Charles  T. Force NASA notes with sadness the passing last week of Charles T. Force, former associate administrator for the agency's Office of Space Communications.

Image Left: Charles T. Force, NASA's former associate administrator for the Office of Space Communications. Image credit: NASA

Force left NASA in May 1996 after an aerospace career that spanned more than four decades. He joined NASA in 1965 as director of the Guam tracking station used to support the Apollo lunar landings. He would later go on to help develop, construct and employ NASA's Tracking and Data Relay Satellite System, known as TDRSS.

The constellation of communications satellites replaced an aging ground-based communications network and was designed to increase the time spacecraft were in communication with the ground and improve the amount of data that could be transferred. It cut NASA's telecommunications costs in half and is still in use today.

On leaving NASA, Force said it had been "an honor and privilege to work with the dedicated men and women at NASA," noting that the agency's "increasingly ambitious achievements" would not have been possible without the work of his colleagues in the Space Communications program.

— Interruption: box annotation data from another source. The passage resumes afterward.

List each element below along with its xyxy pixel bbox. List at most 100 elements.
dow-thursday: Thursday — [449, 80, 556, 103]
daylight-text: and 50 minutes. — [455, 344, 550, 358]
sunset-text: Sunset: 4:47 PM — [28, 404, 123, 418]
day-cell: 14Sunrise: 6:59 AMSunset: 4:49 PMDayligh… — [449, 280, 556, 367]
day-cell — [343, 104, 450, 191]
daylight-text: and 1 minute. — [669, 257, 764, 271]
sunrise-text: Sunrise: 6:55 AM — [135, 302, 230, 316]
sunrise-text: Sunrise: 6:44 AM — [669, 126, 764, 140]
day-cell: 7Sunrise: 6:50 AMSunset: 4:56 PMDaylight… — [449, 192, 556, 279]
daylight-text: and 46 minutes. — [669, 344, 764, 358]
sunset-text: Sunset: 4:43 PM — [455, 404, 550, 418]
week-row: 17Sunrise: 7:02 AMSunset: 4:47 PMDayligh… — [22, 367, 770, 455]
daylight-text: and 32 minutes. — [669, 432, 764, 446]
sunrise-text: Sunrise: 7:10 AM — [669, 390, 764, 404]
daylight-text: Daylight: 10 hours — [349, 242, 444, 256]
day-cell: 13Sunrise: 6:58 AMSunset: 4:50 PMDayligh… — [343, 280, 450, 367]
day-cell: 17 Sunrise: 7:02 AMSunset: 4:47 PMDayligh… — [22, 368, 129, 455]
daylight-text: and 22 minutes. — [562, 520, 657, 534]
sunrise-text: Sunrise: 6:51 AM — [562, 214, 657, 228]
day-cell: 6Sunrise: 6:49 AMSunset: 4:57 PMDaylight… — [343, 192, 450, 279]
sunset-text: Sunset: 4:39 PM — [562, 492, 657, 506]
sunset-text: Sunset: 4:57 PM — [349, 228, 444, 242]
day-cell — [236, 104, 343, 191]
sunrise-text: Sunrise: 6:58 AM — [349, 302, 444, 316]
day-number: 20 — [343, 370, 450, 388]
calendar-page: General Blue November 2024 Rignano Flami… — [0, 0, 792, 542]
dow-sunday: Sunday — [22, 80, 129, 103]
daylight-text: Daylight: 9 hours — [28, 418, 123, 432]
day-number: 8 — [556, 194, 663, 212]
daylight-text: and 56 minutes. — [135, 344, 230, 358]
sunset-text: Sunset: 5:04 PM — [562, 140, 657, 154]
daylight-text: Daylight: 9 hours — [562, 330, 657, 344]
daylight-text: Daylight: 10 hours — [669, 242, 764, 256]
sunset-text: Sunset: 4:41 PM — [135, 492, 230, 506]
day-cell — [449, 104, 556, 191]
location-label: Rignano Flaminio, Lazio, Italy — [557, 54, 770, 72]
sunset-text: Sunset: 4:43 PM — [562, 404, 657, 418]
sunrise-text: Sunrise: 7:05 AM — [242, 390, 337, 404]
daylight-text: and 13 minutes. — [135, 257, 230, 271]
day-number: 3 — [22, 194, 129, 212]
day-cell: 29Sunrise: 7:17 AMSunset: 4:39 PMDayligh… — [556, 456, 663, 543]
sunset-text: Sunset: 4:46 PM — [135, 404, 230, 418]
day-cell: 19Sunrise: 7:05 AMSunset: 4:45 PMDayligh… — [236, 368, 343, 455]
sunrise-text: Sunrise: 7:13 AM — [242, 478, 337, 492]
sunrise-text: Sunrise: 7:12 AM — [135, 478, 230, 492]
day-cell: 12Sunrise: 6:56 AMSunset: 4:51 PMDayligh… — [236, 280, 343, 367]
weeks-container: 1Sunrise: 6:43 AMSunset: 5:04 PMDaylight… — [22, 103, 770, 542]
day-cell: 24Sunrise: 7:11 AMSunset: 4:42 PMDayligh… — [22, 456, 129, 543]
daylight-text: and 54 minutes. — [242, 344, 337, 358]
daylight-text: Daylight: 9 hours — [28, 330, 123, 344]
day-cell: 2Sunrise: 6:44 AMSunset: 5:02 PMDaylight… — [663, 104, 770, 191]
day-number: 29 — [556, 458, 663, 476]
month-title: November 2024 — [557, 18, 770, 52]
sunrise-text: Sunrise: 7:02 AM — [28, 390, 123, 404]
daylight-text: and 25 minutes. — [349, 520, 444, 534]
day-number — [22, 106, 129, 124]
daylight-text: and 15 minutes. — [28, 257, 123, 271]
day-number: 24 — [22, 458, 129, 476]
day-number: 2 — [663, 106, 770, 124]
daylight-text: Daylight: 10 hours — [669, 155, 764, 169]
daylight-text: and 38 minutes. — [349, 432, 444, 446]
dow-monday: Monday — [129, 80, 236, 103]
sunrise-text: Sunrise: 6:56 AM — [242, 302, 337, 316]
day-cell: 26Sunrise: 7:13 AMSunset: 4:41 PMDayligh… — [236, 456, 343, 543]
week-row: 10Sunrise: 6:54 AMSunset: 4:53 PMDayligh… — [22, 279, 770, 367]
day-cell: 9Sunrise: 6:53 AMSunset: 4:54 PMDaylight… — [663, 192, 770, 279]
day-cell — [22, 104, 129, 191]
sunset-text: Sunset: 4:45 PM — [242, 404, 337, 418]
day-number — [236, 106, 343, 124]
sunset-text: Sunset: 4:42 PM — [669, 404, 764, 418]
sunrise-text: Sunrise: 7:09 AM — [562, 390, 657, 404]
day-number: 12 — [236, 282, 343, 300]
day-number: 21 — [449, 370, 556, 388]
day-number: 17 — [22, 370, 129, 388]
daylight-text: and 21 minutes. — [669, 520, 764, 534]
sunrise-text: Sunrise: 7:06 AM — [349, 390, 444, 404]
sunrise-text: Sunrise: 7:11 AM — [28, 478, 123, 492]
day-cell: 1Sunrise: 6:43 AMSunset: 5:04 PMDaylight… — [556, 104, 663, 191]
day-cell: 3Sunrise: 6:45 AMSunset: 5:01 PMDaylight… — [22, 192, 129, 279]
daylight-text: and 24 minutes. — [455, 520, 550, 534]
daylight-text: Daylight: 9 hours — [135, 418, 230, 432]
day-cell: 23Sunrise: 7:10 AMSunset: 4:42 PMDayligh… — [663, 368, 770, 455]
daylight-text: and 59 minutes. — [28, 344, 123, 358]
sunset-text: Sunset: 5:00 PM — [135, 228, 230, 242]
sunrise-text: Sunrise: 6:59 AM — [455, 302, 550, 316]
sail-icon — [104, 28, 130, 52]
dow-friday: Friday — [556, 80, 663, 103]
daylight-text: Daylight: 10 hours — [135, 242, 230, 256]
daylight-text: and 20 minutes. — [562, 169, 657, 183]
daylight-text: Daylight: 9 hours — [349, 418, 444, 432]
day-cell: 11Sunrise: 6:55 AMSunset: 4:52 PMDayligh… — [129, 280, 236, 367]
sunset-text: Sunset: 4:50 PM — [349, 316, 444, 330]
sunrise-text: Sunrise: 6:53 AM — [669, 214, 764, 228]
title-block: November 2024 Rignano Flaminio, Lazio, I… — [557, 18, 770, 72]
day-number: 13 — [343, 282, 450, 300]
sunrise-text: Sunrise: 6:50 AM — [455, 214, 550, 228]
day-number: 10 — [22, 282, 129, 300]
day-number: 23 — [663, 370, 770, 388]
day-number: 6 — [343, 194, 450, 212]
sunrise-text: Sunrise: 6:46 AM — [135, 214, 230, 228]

"As we fly the International Space Station and space shuttle today and rely on the TDRSS system and as we prepare for new satellites in the constellation, it’s fitting to acknowledge the fundamental role of Charlie Force in the development and deployment of this incredible data relay system." said Michael Hawes, acting deputy associate administrator for Space Communications and Navigation.

TDRS spacecraft Image Right: The Tracking and Data Relay Satellites comprise the space segment of NASA's communications relay system. Artist's concept credit: NASA

The users of TDRSS read like a who's who of the space program. Programs such as the Hubble Space Telescope and LANDSAT relay their observations to their respective mission control centers through the network.

In a 1992 op-ed in the Washington Post, Force complimented NASA and its employees, writing "its (NASA's) accomplishments are unequaled and attest to its people forming one of the most capable and effective teams ever assembled."

A native of Shoals, Indiana, Force was a 1957 graduate of Purdue University. He was 72 years old.